Kamala Harris heads to Vietnam and Singapore after staying quiet amid Afghanistan chaos
As large crowds swarm Afghanistan’s Kabul airport to flee the Taliban takeover of the country, Vice President Kamala Harris is embarking Friday on a trip to Asia with stops in Singapore and Vietnam — ironically, the sites of previous US-UK military humiliations.
But Harris’ office has argued that the trip — planned before last weekend’s Taliban seizure of Kabul — shouldn’t be “bogged down” by comparing Afghanistan to past calamities including the US defeat by Vietnam’s Communist government in the 1970s.
“We don’t want to get bogged down in the historical comparisons,” a senior Biden administration official told reporters this week.
“As Defense Department Spokesman [John] Kirby said the other day, or yesterday, you know, we’re not focused on the history of the Vietnam War. We’re focused on what’s going on today in Afghanistan and doing everything we can to have the most successful outcome.”
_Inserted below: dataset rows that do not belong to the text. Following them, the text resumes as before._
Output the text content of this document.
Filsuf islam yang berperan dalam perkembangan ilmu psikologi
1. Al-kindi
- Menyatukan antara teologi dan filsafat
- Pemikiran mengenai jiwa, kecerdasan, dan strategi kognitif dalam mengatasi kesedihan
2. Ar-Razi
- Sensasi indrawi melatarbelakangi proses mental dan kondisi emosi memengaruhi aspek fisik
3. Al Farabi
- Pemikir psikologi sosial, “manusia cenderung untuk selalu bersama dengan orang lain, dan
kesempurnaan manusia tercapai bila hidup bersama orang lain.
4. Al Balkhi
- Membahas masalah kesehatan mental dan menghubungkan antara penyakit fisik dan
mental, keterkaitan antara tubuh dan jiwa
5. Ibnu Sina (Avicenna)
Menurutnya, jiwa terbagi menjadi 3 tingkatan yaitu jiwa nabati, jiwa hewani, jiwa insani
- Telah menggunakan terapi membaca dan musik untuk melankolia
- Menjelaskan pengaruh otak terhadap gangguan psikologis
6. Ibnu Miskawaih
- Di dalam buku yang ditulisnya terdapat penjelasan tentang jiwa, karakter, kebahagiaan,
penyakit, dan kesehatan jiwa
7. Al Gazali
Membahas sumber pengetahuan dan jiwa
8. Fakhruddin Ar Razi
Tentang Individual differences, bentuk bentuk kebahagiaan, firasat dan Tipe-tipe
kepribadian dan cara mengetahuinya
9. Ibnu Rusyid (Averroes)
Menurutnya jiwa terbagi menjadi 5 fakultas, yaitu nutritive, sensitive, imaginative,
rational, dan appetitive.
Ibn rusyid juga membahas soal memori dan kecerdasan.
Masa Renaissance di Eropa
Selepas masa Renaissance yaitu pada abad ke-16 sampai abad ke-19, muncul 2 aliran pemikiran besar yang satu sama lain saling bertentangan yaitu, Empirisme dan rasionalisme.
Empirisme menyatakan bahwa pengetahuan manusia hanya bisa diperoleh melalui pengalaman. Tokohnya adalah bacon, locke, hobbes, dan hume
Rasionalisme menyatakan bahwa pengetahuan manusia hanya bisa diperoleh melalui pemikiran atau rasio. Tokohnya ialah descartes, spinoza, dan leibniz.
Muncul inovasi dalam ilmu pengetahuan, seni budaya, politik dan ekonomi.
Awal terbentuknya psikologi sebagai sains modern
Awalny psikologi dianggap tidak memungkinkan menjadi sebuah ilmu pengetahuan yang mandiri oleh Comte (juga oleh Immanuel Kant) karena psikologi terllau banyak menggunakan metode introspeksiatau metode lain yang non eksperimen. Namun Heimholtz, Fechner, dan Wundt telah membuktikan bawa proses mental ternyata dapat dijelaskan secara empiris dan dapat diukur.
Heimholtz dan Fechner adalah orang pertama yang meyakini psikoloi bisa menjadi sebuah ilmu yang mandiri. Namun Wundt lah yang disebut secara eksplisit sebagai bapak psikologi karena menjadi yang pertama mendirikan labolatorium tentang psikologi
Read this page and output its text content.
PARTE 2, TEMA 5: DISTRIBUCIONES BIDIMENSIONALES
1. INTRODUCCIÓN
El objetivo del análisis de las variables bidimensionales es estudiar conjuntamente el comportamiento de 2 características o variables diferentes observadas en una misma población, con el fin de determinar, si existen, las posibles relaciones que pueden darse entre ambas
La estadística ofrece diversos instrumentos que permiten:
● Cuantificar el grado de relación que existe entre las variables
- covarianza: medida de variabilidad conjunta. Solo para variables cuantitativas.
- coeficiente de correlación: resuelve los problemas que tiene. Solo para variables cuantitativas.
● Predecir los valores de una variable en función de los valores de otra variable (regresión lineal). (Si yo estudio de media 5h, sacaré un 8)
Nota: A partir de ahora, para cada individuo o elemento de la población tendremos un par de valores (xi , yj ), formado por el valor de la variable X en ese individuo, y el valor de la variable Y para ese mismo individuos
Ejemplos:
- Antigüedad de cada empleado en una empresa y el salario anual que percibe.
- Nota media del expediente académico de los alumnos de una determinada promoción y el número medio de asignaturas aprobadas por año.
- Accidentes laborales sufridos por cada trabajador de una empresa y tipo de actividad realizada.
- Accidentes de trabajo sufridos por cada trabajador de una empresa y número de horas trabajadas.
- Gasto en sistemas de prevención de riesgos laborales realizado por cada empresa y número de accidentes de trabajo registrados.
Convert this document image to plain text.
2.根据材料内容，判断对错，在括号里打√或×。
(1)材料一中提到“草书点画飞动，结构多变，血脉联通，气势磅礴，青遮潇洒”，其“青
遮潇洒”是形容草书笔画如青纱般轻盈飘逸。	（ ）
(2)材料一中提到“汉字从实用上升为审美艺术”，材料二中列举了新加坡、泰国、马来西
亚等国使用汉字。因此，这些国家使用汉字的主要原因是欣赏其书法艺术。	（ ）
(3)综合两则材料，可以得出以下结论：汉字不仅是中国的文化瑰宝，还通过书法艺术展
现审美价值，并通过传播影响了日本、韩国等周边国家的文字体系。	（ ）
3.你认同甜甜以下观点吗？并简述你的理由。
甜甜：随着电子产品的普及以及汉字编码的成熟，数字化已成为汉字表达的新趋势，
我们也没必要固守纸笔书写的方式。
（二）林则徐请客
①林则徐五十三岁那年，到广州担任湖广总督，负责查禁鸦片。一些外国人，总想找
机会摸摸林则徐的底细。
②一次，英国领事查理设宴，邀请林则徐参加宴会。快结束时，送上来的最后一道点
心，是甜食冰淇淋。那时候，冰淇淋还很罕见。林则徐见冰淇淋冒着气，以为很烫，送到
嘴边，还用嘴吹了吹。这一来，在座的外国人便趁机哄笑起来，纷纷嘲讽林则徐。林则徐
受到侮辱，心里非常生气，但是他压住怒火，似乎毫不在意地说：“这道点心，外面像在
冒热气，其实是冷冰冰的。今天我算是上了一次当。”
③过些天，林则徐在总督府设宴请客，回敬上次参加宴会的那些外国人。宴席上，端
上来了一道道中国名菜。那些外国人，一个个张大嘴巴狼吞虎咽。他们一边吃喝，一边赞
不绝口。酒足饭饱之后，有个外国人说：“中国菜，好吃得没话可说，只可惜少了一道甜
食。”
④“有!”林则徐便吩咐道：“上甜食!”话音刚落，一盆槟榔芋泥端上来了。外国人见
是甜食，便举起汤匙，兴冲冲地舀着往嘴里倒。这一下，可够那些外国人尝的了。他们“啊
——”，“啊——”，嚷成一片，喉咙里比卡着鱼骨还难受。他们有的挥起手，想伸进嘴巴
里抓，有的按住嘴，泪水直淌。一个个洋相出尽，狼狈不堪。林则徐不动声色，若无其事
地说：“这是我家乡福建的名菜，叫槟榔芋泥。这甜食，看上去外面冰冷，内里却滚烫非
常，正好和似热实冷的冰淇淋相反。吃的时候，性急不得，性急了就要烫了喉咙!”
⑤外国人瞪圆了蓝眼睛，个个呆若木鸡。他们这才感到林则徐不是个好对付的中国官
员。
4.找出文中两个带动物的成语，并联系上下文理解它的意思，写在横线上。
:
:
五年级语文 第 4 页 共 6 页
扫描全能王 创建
President Biden last month said that the US departure from Afghanistan after 20 years of war would not resemble the 1975 fall of Saigon in Vietnam. He was proven wrong when hordes of Afghan civilians rushed to the Kabul airport to flee the Taliban’s two-week offensive that retook nearly the entire country.
Harris will stop first in Singapore and then in Vietnam, where she’s expected to be peppered with reporter questions on parallels between the US departures from South Vietnam and Afghanistan. Thousands of US citizens are feared stranded in Taliban-held territory, though US officials say they don’t know the exact number.
Singapore, like Vietnam, witnessed one of the most stunning western military defeats when more than 80,000 men fighting for the powerful British Empire capitulated to a much smaller Japanese army in 1942. The defeat handed the Axis powers control of one of the world’s most important shipping routes.
The senior Biden administration official said, “Vietnam today is an increasing partner of the United States. And that’s why the vice president is going.”
The official insisted that Harris will remain abreast of developments in Afghanistan. Although the VP boasted in April that she was the last person consulted by Biden about his decision to withdraw US troops, she’s been conspicuously absent from public view since the lightning Taliban offensive defeated the US-backed Afghan government.
“We are all confident that she can do this trip and pursue all of these important interests while staying engaged on the subject of Afghanistan,” the official said.
“She will be receiving briefings on the road. She and her team will be constantly in touch with the team back here. And she leaves, as I say, confident that she can pursue these critically important issues for the United States in Southeast Asia while at the same time being a full participant in the Afghan policy and implementation that’s being led here in Washington.”
It will be Harris’ second trip abroad as vice president. Her trip in June to Guatemala and Mexico to enlist help in stemming a surge in illegal immigration was overshadowed by her struggle to answer questions about her refusal to visit the US-Mexico border, which she ultimately did after returning to the US.